The security double-whammy that struck Google came from the research firm zvelo Inc. of Greenwood Village, Colo. Google said Tuesday that it fixed the most glaring flaw zvelo uncovered, but zvelo said it was unable to test Google’s fix by deadline.
The Google Wallet app is protected by a PIN chosen by the user. Once unlocked, the Wallet allows payments from a directly linked payment card or a Google-branded prepaid account. Since only Citigroup Inc. has linked its accounts to Google Wallet, most users would store funds in the prepaid account.
Zvelo demonstrated last week that Google Wallet users can have their PIN codes and other wallet information extracted with a PIN-cracking app that can be run under certain conditions.
A separate — and far more straightforward — flaw allows an attacker to access the funds in the user’s prepaid account by wiping the user’s Google Wallet settings. This attack deletes the user’s PIN in the process.
“Ideally, if a user had a prepaid account they would be challenged in some way to prove their identity,” but Google provided no such challenge to a user accessing the funds after the app was reset, says Joshua Rubin, senior engineer for zvelo and the lead engineer on the study that exposed the security flaws.

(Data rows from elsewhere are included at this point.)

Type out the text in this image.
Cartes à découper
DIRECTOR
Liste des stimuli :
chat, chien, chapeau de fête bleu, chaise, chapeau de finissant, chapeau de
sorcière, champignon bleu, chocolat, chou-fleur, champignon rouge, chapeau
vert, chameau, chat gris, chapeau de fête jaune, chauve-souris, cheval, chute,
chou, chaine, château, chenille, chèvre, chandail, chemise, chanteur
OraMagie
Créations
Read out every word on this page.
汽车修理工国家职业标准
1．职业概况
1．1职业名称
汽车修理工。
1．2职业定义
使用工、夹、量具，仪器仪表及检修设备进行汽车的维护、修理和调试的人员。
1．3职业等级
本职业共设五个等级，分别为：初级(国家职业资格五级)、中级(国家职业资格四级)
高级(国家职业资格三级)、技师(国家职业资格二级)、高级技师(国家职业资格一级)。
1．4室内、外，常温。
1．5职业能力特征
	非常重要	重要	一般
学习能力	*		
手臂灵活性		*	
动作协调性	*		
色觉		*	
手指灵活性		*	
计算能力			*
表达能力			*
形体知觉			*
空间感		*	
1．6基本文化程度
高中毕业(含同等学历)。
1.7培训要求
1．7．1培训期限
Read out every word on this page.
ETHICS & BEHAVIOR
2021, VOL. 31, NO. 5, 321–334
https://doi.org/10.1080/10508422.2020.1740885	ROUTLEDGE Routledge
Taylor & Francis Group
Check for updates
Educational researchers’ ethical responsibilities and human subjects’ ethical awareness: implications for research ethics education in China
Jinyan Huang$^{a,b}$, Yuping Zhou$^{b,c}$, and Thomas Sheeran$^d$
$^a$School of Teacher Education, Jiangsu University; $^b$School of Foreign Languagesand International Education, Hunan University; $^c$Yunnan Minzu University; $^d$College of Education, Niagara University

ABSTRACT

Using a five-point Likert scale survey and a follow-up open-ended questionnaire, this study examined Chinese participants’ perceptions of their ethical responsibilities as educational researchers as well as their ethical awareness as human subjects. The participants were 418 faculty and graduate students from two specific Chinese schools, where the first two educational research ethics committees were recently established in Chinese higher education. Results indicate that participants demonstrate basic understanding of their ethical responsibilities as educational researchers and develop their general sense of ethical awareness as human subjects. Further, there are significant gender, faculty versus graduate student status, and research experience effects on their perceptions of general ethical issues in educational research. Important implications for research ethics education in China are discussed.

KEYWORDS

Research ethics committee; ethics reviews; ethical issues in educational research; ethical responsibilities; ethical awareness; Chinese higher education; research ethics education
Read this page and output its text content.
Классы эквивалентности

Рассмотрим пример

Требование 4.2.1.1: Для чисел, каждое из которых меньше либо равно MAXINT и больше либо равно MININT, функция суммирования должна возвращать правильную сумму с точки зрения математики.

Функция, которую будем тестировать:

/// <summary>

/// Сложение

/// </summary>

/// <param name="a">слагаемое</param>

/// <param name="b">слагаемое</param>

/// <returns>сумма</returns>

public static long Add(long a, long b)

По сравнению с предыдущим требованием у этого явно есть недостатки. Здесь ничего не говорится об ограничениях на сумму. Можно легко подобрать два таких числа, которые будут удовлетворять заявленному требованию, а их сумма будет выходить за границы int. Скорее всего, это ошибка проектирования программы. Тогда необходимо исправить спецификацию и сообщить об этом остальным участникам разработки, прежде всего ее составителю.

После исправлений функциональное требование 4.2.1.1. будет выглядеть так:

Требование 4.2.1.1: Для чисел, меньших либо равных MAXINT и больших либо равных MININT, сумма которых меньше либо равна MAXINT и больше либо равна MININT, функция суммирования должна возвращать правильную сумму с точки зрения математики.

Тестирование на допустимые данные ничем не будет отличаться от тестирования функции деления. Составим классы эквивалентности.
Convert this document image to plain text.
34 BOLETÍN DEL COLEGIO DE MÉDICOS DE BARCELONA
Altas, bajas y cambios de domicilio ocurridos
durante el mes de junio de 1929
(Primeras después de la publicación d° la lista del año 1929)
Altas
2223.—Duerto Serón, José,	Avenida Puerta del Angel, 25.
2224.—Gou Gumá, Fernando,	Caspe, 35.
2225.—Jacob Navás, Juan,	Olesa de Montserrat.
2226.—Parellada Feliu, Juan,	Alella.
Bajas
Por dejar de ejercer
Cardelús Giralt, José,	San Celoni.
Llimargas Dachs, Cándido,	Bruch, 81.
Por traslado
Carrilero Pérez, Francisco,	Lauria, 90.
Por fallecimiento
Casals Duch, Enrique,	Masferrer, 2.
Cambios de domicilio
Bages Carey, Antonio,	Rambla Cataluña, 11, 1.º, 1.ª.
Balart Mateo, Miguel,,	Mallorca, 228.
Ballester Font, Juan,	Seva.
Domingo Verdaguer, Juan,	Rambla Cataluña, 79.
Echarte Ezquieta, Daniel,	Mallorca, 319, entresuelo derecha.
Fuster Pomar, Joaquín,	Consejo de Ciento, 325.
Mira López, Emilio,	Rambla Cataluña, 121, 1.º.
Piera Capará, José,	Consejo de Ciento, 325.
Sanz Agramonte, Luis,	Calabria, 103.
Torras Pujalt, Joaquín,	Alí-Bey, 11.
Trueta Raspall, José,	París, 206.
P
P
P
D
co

This flaw may reappear in any other mobile payment system, since banks and other technology companies face the same pressures Google did in designing a mobile wallet.
Part of the reason behind Google’s streamlined security approach is that consumers would likely find stronger identification procedures an impediment to their use of the mobile wallet. A magnetic-stripe card, by contrast, does not need to be unlocked before each use.
Google Wallet stores payment information, but not the PIN, within the secure element that smartphones contain if they are equipped to make transactions with a near-field communication chip.
But the secure element is currently the subject of a turf war between mobile phone carriers and the banks. Each would like to use the secure element to control the wallet experience and be compensated for it, experts say. Neither wants to assume liability for a data breach.
“Banks are basically at risk for letting themselves get disintermediated by these services,” says Peter Wannemacher, an analyst for Forrester Research Inc.
Citi’s data was not affected by the security flaw Rubin uncovered, the bank says.
“No Citi client information is stored on the Google Wallet, and the Wallet PIN is separate and distinct from any PIN the client may have enabled on their card account,” a Citi spokeswoman says.
Removing data from the mobile-wallet environment might be the right approach, says Rick Oglesby, a senior analyst at Aite Group LLC.
It’s excessive to store the wallet PIN within the secure element, since the PIN is meant to unlock the data within the secure element, Oglesby says.
What’s needed are layers of security, such as exist for online banking today, experts say. Challenge questions could pop up when the phone detects settings or users have changed, experts say.
Developers could also place a software cache on phones that encrypts personal data, says Rubin.
But for now, it comes down to basics.
“Google’s response, which people should heed, is: if you lose your phone, call the toll-free line to make sure the [prepaid] card is cancelled,” Rubin says.